En este punto, la noción de cuerpo-territorio adquiere una potencia analítica particular. Pensar el cuerpo-territorio permite comprender que el bienestar no se aloja únicamente en la interioridad psicológica de los sujetos, sino en las relaciones que esos sujetos sostienen con la tierra, el agua, los ciclos de la naturaleza, la memoria comunitaria, las prácticas productivas, la espiritualidad y la vida colectiva. Esta idea es especialmente relevante en contextos campesinos, indígenas, quilombolas y pesqueros, donde el territorio no es solo espacio físico, sino condición de existencia, modo de subjetivación, pertenencia y continuidad cultural. La salud mental, entonces, no puede separarse de la defensa de las condiciones que hacen posible la vida común.
Una segunda contribución es la crítica a la medicalización de desigualdades históricas. En contextos escolares rurales y racializados existe el riesgo de convertir la pobreza, el racismo, la exclusión territorial, las barreras pedagógicas o las tensiones interculturales en problemas individuales. Esta advertencia dialoga con la crítica clásica a la producción del fracaso escolar, que mostró cómo las instituciones pueden individualizar dificultades producidas socialmente (Patto, 2000). En el campo de la salud mental escolar, esta crítica obliga a distinguir entre sufrimiento, malestar y trastorno. No todo sufrimiento debe leerse como patología. Muchas veces, el sufrimiento expresa tensiones legítimas frente a condiciones injustas, exigencias escolares desconectadas de la vida comunitaria, experiencias de discriminación, pérdida de territorio, precariedad laboral o ausencia de reconocimiento.

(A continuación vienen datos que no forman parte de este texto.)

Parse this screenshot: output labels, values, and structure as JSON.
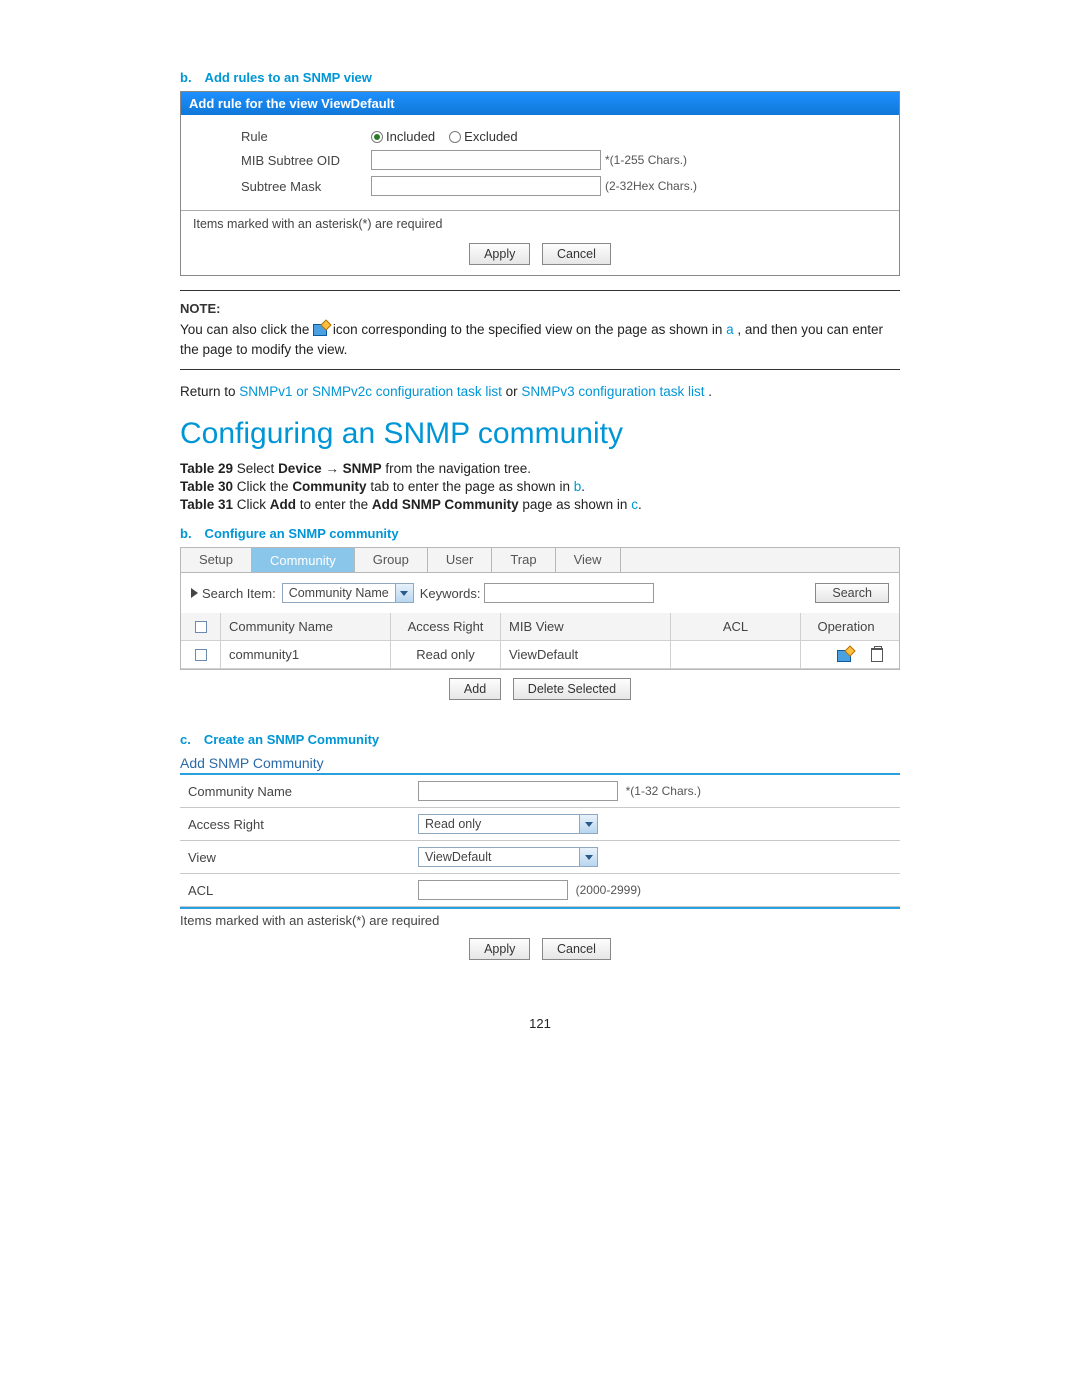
{
  "page_number": "121",
  "section_b": {
    "caption": "b. Add rules to an SNMP view",
    "panel_title": "Add rule for the view ViewDefault",
    "row_rule_label": "Rule",
    "radio_included": "Included",
    "radio_excluded": "Excluded",
    "row_oid_label": "MIB Subtree OID",
    "oid_hint": "*(1-255 Chars.)",
    "row_mask_label": "Subtree Mask",
    "mask_hint": "(2-32Hex Chars.)",
    "req_note": "Items marked with an asterisk(*) are required",
    "apply": "Apply",
    "cancel": "Cancel"
  },
  "note": {
    "label": "NOTE:",
    "pre": "You can also click the ",
    "mid": " icon corresponding to the specified view on the page as shown in ",
    "ref": "a",
    "post": ", and then you can enter the page to modify the view."
  },
  "return_line": {
    "pre": "Return to ",
    "link1": "SNMPv1 or SNMPv2c configuration task list",
    "or": " or ",
    "link2": "SNMPv3 configuration task list",
    "end": "."
  },
  "heading": "Configuring an SNMP community",
  "steps": {
    "t29_a": "Table 29",
    "t29_b": " Select ",
    "t29_c": "Device",
    "t29_d": " → ",
    "t29_e": "SNMP",
    "t29_f": " from the navigation tree.",
    "t30_a": "Table 30",
    "t30_b": " Click the ",
    "t30_c": "Community",
    "t30_d": " tab to enter the page as shown in ",
    "t30_ref": "b",
    "t30_e": ".",
    "t31_a": "Table 31",
    "t31_b": " Click ",
    "t31_c": "Add",
    "t31_d": " to enter the ",
    "t31_e": "Add SNMP Community",
    "t31_f": " page as shown in ",
    "t31_ref": "c",
    "t31_g": "."
  },
  "comm": {
    "caption": "b. Configure an SNMP community",
    "tabs": [
      "Setup",
      "Community",
      "Group",
      "User",
      "Trap",
      "View"
    ],
    "search_label": "Search Item:",
    "search_dropdown": "Community Name",
    "keywords_label": "Keywords:",
    "search_btn": "Search",
    "head": [
      "",
      "Community Name",
      "Access Right",
      "MIB View",
      "ACL",
      "Operation"
    ],
    "row": {
      "name": "community1",
      "access": "Read only",
      "mib": "ViewDefault",
      "acl": ""
    },
    "add_btn": "Add",
    "delete_btn": "Delete Selected"
  },
  "create": {
    "caption": "c. Create an SNMP Community",
    "panel_title": "Add SNMP Community",
    "name_label": "Community Name",
    "name_hint": "*(1-32 Chars.)",
    "access_label": "Access Right",
    "access_value": "Read only",
    "view_label": "View",
    "view_value": "ViewDefault",
    "acl_label": "ACL",
    "acl_hint": "(2000-2999)",
    "req_note": "Items marked with an asterisk(*) are required",
    "apply": "Apply",
    "cancel": "Cancel"
  }
}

Este punto no implica negar la existencia de problemas de salud mental ni desestimar la necesidad de atención especializada. Sería irresponsable desconocer que muchos niños, niñas, adolescentes, docentes y familias requieren apoyos oportunos, seguros y de calidad. Lo que este número especial propone es otra forma de situar esa necesidad. La atención especializada es necesaria, pero insuficiente si no va acompañada de preguntas sobre las condiciones que producen sufrimiento y si los y las profesionales no actúan de modo culturalmente sensible a las particularidades del territorio. El tamizaje puede ser útil, pero no puede transformarse en una tecnología de clasificación que reduzca a los sujetos a perfiles de riesgo. La intervención basada en evidencia puede ser valiosa, pero no puede operar como receta descontextualizada. La derivación puede ser indispensable, pero no puede sustituir la responsabilidad de transformar las condiciones escolares, comunitarias y territoriales que producen malestar.

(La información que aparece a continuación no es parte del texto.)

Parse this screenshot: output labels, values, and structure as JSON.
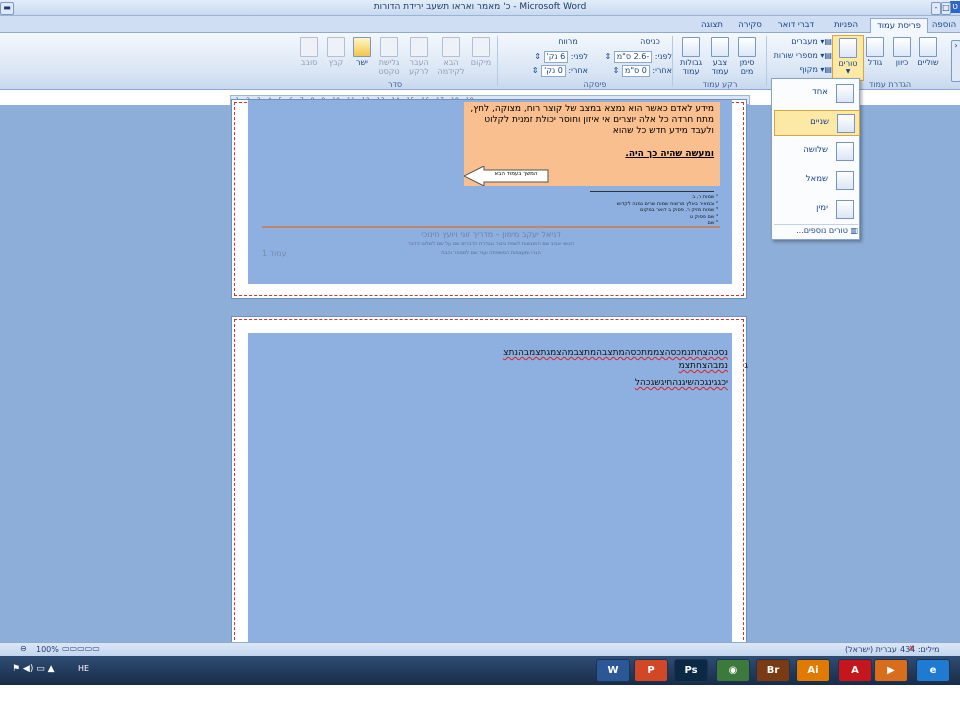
{
  "window": {
    "title": "כ' מאמר ואראו תשעב ירידת הדורות - Microsoft Word",
    "qat_badge": "ט"
  },
  "tabs": [
    {
      "label": "הוספה"
    },
    {
      "label": "פריסת עמוד",
      "active": true
    },
    {
      "label": "הפניות"
    },
    {
      "label": "דברי דואר"
    },
    {
      "label": "סקירה"
    },
    {
      "label": "תצוגה"
    }
  ],
  "ribbon": {
    "group_labels": {
      "page_setup": "הגדרת עמוד",
      "page_background": "רקע עמוד",
      "paragraph": "פיסקה",
      "arrange": "סדר"
    },
    "page_setup": {
      "columns": "טורים",
      "size": "גודל",
      "orientation": "כיוון",
      "margins": "שוליים",
      "breaks": "מעברים",
      "line_numbers": "מספרי שורות",
      "hyphenation": "מקוף"
    },
    "page_background": {
      "watermark": "סימן מים",
      "page_color": "צבע עמוד",
      "page_borders": "גבולות עמוד"
    },
    "paragraph": {
      "indent_title": "כניסה",
      "spacing_title": "מרווח",
      "indent_left_label": "לפני:",
      "indent_left_value": "-2.6 ס\"מ",
      "indent_right_label": "אחרי:",
      "indent_right_value": "0 ס\"מ",
      "spacing_before_label": "לפני:",
      "spacing_before_value": "6 נק'",
      "spacing_after_label": "אחרי:",
      "spacing_after_value": "0 נק'"
    },
    "arrange": {
      "position": "מיקום",
      "bring_front": "הבא לקידמה",
      "send_back": "העבר לרקע",
      "text_wrap": "גלישת טקסט",
      "align": "ישר",
      "group": "קבץ",
      "rotate": "סובב"
    }
  },
  "ruler": {
    "text": "· 1 · 2 · 3 · 4 · 5 · 6 · 7 · 8 · 9 · 10 · 11 · 12 · 13 · 14 · 15 · 16 · 17 · 18 · 19 · "
  },
  "columns_menu": {
    "items": [
      {
        "label": "אחד"
      },
      {
        "label": "שניים",
        "selected": true
      },
      {
        "label": "שלושה"
      },
      {
        "label": "שמאל"
      },
      {
        "label": "ימין"
      }
    ],
    "more": "טורים נוספים..."
  },
  "document": {
    "page1": {
      "callout_text": "מידע לאדם כאשר הוא נמצא במצב של קוצר רוח, מצוקה, לחץ, מתח חרדה כל אלה יוצרים אי איזון וחוסר יכולת זמנית לקלוט ולעבד מידע חדש כל שהוא",
      "callout_bold": "ומעשה שהיה כך היה.",
      "arrow_label": "המשך בעמוד הבא",
      "footnotes": [
        "¹ שמות ר, ב",
        "² ובמאיר באלץ מרשות שמות שרים נמנה לקדוש",
        "³ שמות מזיק ר, פסוק ב דואר במקום",
        "⁴ שם פסוק ט",
        "⁵ שם"
      ],
      "footer_author": "דניאל יעקב מימון – מדריך זוגי ויועץ חינוכי",
      "footer_line2": "הגושי אביב שם התנגשות לשפת גיבור ובגדרת הדברים שם על שם לשלוט הדבר",
      "footer_line3": "הגרו ומעצמות המשפחה ועוד שם למספר והבת",
      "page_number": "עמוד 1"
    },
    "page2": {
      "line1": "נסכהצחתנמכסהצממתכסהמתצבהמתצבמהצמגתצמבהנתצ",
      "line1b": "ג",
      "line2": "נמבהצחתצמ",
      "line3": "יכגגינגכהשיגנהחיגשגכהל"
    }
  },
  "statusbar": {
    "words": "מילים: 434",
    "language": "עברית (ישראל)",
    "zoom": "100%"
  },
  "taskbar": {
    "lang": "HE",
    "apps": [
      {
        "name": "word",
        "label": "W",
        "color": "#2b5797"
      },
      {
        "name": "powerpoint",
        "label": "P",
        "color": "#d24726"
      },
      {
        "name": "photoshop",
        "label": "Ps",
        "color": "#0b2845"
      },
      {
        "name": "chrome",
        "label": "◉",
        "color": "#3c7a3c"
      },
      {
        "name": "bridge",
        "label": "Br",
        "color": "#7a3a14"
      },
      {
        "name": "illustrator",
        "label": "Ai",
        "color": "#e07b00"
      },
      {
        "name": "acrobat",
        "label": "A",
        "color": "#c4161c"
      },
      {
        "name": "media-player",
        "label": "▶",
        "color": "#d86d1b"
      },
      {
        "name": "internet-explorer",
        "label": "e",
        "color": "#1f7bd1"
      }
    ]
  }
}
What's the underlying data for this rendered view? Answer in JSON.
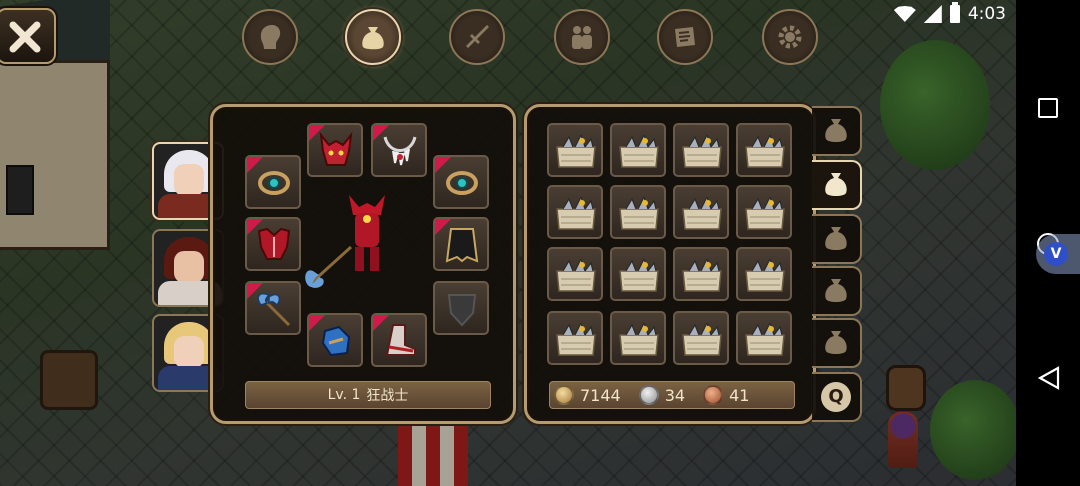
{
  "status_bar": {
    "time": "4:03"
  },
  "menu": {
    "items": [
      {
        "name": "character"
      },
      {
        "name": "bag",
        "active": true
      },
      {
        "name": "skills"
      },
      {
        "name": "party"
      },
      {
        "name": "quests"
      },
      {
        "name": "settings"
      }
    ]
  },
  "character": {
    "level_prefix": "Lv. 1",
    "class_name": "狂战士"
  },
  "currency": {
    "gold": "7144",
    "silver": "34",
    "copper": "41"
  },
  "bag_tabs": {
    "special_label": "Q"
  },
  "colors": {
    "panel_border": "#b59b70",
    "new_marker": "#d01a4a",
    "label_bg": "#6b5239"
  }
}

Una tercera contribución es el reconocimiento de las prácticas comunitarias de cuidado. En los textos de este número, cuidar no significa únicamente ofrecer atención profesional. Cuidar también significa escuchar, reconocer, sostener vínculos, transmitir memorias, organizar asambleas, crear círculos de cultura, jugar, sembrar, cantar, narrar, acompañar, defender el territorio, valorar y recuperar saberes ancestrales y construir pertenencia. Estas prácticas no siempre se nombran como salud mental, pero producen salud mental. No siempre se codifican como intervención, pero intervienen sobre el sufrimiento, la soledad, el desarraigo y la exclusión. No siempre se reconocen como evidencia, pero condensan conocimientos históricos sobre cómo sostener la vida en condiciones adversas.

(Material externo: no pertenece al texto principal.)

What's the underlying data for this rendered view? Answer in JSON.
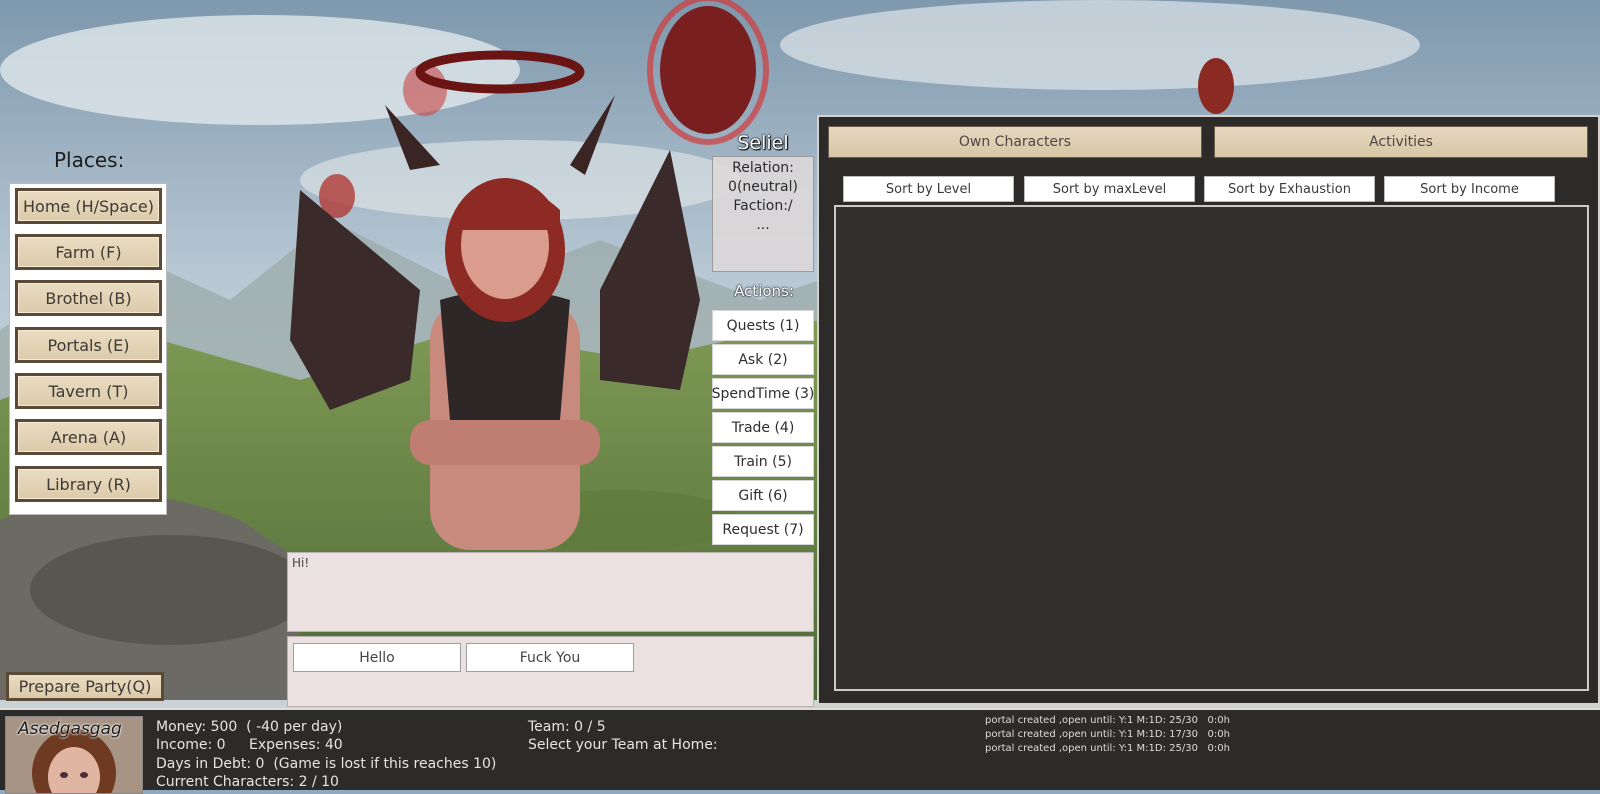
{
  "places": {
    "title": "Places:",
    "items": [
      {
        "label": "Home (H/Space)"
      },
      {
        "label": "Farm (F)"
      },
      {
        "label": "Brothel (B)"
      },
      {
        "label": "Portals (E)"
      },
      {
        "label": "Tavern (T)"
      },
      {
        "label": "Arena (A)"
      },
      {
        "label": "Library (R)"
      }
    ]
  },
  "prepare_party": "Prepare Party(Q)",
  "character": {
    "name": "Seliel",
    "relation_label": "Relation:",
    "relation_value": "0(neutral)",
    "faction": "Faction:/",
    "more": "..."
  },
  "actions": {
    "title": "Actions:",
    "items": [
      {
        "label": "Quests (1)"
      },
      {
        "label": "Ask (2)"
      },
      {
        "label": "SpendTime (3)"
      },
      {
        "label": "Trade (4)"
      },
      {
        "label": "Train (5)"
      },
      {
        "label": "Gift (6)"
      },
      {
        "label": "Request (7)"
      }
    ]
  },
  "dialog": {
    "text": "Hi!",
    "replies": [
      {
        "label": "Hello"
      },
      {
        "label": "Fuck You"
      }
    ]
  },
  "panel": {
    "tabs": [
      {
        "label": "Own Characters"
      },
      {
        "label": "Activities"
      }
    ],
    "sort_buttons": [
      {
        "label": "Sort by Level"
      },
      {
        "label": "Sort by maxLevel"
      },
      {
        "label": "Sort by Exhaustion"
      },
      {
        "label": "Sort by Income"
      }
    ]
  },
  "status": {
    "player_name": "Asedgasgag",
    "money": "Money: 500  ( -40 per day)",
    "income": "Income: 0",
    "expenses": "Expenses: 40",
    "debt": "Days in Debt: 0  (Game is lost if this reaches 10)",
    "characters": "Current Characters: 2 / 10",
    "team": "Team: 0 / 5",
    "team_select": "Select your Team at Home:",
    "log": [
      "portal created ,open until: Y:1 M:1D: 25/30   0:0h",
      "portal created ,open until: Y:1 M:1D: 17/30   0:0h",
      "portal created ,open until: Y:1 M:1D: 25/30   0:0h"
    ]
  }
}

La educación popular, la psicología comunitaria y las epistemologías decoloniales ofrecen herramientas para comprender estas prácticas sin reducirlas a recursos auxiliares de programas institucionales. Freire (1970/2005) mostró que la educación puede ser práctica de libertad cuando parte de la experiencia concreta de los sujetos y de la problematización colectiva de la realidad. Martín-Baró (1998) insistió en que la psicología latinoamericana no puede desentenderse de las condiciones históricas que producen sufrimiento. Montero (2004) propuso una psicología comunitaria centrada en participación, fortalecimiento, poder y transformación social. Walsh (2005) formuló la interculturalidad como proyecto crítico que no se limita al reconocimiento de diferencias, sino que cuestiona las relaciones de poder que jerarquizan saberes, cuerpos y territorios. Es en torno a esta genealogía crítica que gravitan los textos de este número especial.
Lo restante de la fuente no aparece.